Keir Starmer já tinha vindo designar de "insultuosas e francamente chocantes" as palavras de Trump para com os parceiros da NATO no Afeganistão. Macron chama-lhes, agora, "inaceitáveis".

A entrevista de Donald Trump em que o Presidente norte-americano menospreza a participação dos parceiros da NATO na guerra no Afeganistão, dizendo que as tropas desses países ficaram apenas numa linha de retaguarda, continua a provocar contestação ao longo da Europa.

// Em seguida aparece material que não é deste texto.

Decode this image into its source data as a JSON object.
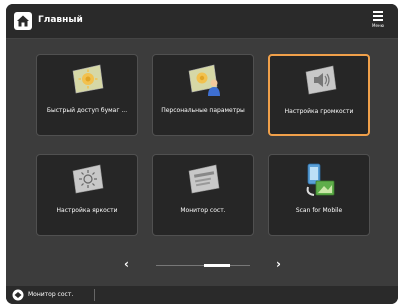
{
  "header": {
    "title": "Главный",
    "menu_label": "Меню"
  },
  "tiles": [
    {
      "label": "Быстрый доступ бумаг ...",
      "icon": "settings-sheet-icon"
    },
    {
      "label": "Персональные параметры",
      "icon": "personal-settings-icon"
    },
    {
      "label": "Настройка громкости",
      "icon": "volume-icon",
      "selected": true
    },
    {
      "label": "Настройка яркости",
      "icon": "brightness-icon"
    },
    {
      "label": "Монитор сост.",
      "icon": "status-monitor-icon"
    },
    {
      "label": "Scan for Mobile",
      "icon": "scan-for-mobile-icon"
    }
  ],
  "pager": {
    "prev": "‹",
    "next": "›"
  },
  "status_bar": {
    "label": "Монитор сост."
  },
  "colors": {
    "selected_border": "#f0a04a",
    "tile_bg": "#262626",
    "screen_bg": "#3c3c3c"
  }
}
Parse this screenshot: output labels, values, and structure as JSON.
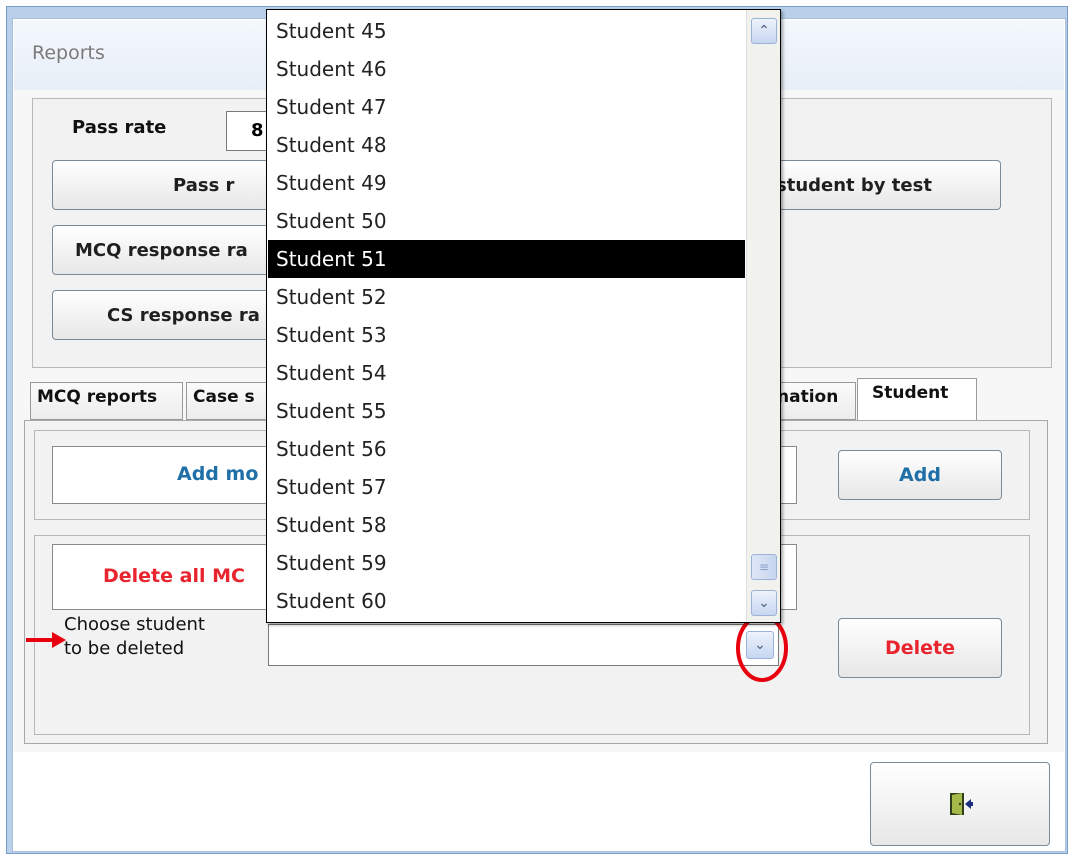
{
  "window": {
    "title": "Reports"
  },
  "top_panel": {
    "pass_rate_label": "Pass rate",
    "pass_rate_value": "8",
    "pass_button": "Pass r",
    "student_by_test_button": "student by test",
    "mcq_response_button": "MCQ response ra",
    "cs_response_button": "CS response ra"
  },
  "tabs": [
    {
      "label": "MCQ reports"
    },
    {
      "label": "Case s"
    },
    {
      "label": "nation"
    },
    {
      "label": "Student"
    }
  ],
  "add_section": {
    "add_mc_label": "Add mo",
    "add_button": "Add"
  },
  "delete_section": {
    "delete_all_label": "Delete all MC",
    "choose_student_line1": "Choose student",
    "choose_student_line2": "to be deleted",
    "combo_value": "",
    "delete_button": "Delete"
  },
  "dropdown": {
    "items": [
      "Student 45",
      "Student 46",
      "Student 47",
      "Student 48",
      "Student 49",
      "Student 50",
      "Student 51",
      "Student 52",
      "Student 53",
      "Student 54",
      "Student 55",
      "Student 56",
      "Student 57",
      "Student 58",
      "Student 59",
      "Student 60"
    ],
    "selected": "Student 51"
  },
  "colors": {
    "accent_blue": "#1f6fa8",
    "delete_red": "#e8242f",
    "annotation_red": "#e8000f",
    "selection_bg": "#000000"
  },
  "icons": {
    "exit": "exit-door-icon",
    "scroll_up": "chevron-up-icon",
    "scroll_down": "chevron-down-icon",
    "combo_arrow": "chevron-down-icon",
    "annotation_arrow": "red-arrow-icon",
    "annotation_circle": "red-circle-highlight"
  }
}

Entre os protestos, ouviu-se o primeiro-ministro britânico KeirStarmer a recordar os 457 militares perdidos naquele país durante o conflito iniciado na sequência do ataque às Torres Gémeas, a 11 de setembro de 2001. Starmer designou as afirmações do líder dos EUA de “insultuosas e francamente chocantes”. Agora, Emmanuel Macron junta a sua voz de protesto contra Trump e diz que as declarações são “inaceitáveis” e que nem merecem comentário.

Macron reiterou a “gratidão” às famílias dos soldados franceses mortos no Afeganistão, após Trump ter questionado o empenho das tropas dos aliados da NATO, anunciou, neste sábado, fonte da presidência francesa.

“Estas declarações inaceitáveis não exigem comentários. É às famílias dos soldados caídos que o Chefe de Estado deseja oferecer conforto e reiterar a gratidão e a respeitosa recordação da nação”, afirmou fonte da presidência francesa, citada pela agência France-Presse (AFP).

Estas declarações inaceitáveis não exigem comentários. É às famílias dos soldados caídos que o Chefe de Estado deseja oferecer conforto e reiterar a gratidão e a respeitosa recordação da nação.

Emmanuel Macron

Presidente da França

Numa entrevista dada na quinta-feira ao canal norte-americano Fox News, o presidente norte-americano criticou o papel de outros países membros da NATO durante os 20 anos de conflito no Afeganistão, alegando que os aliados “ficaram um pouco afastados da linha da frente” e que os Estados Unidos “nunca precisaram deles”.

Diversos países europeus, incluindo Reino Unido, Itália, Alemanha e Dinamarca, manifestaram indignação com as declarações do presidente norte-americano.

O antigo ministro português da Defesa e dos Negócios Estrangeiros Augusto Santos Silva repudiou igualmente a acusação, elogiando, numa mensagem no Facebook, o “profissionalismo e competência” de milhares de militares portugueses e considerando que as declarações de Donald Trump “insultam também Portugal”.

A França manteve a presença militar no Afeganistão de 2001 a 2014, sofrendo 89 mortos e mais de 700 feridos neste teatro de operações.

A participação dos países da aliança no país não se findou aí.

Entre 2015 e 2017, Portugal perdeu dois militares ali destacados. Em 2021, numa cerimónia de homenagem aos 4.620 militares que serviram naquele teatro de operações, o então primeiro-ministro, António Costa, lembrou João Rosa e Sérgio Pedrosa, falecidos no Afeganistão, tendo recordado e agradecido aos soldados que regressaram feridos.

Nesse evento no Campo Militar de Santa Margarida, foram condecorados com a Medalha da Defesa Nacional os quatro militares da Brigada Mecanizada destacados para o aeroporto Hamid Karzai, em Cabul, com a missão de, entre os dias 23 e 27 de agosto de 2021, no âmbito da Operação SOLACE da Aliança Atlântica, identificar, coordenar e encaminhar a evacuação de cidadãos afegãos previamente identificados para extração do Afeganistão e que tinham colaborado com as forças portuguesas ao longo de duas décadas.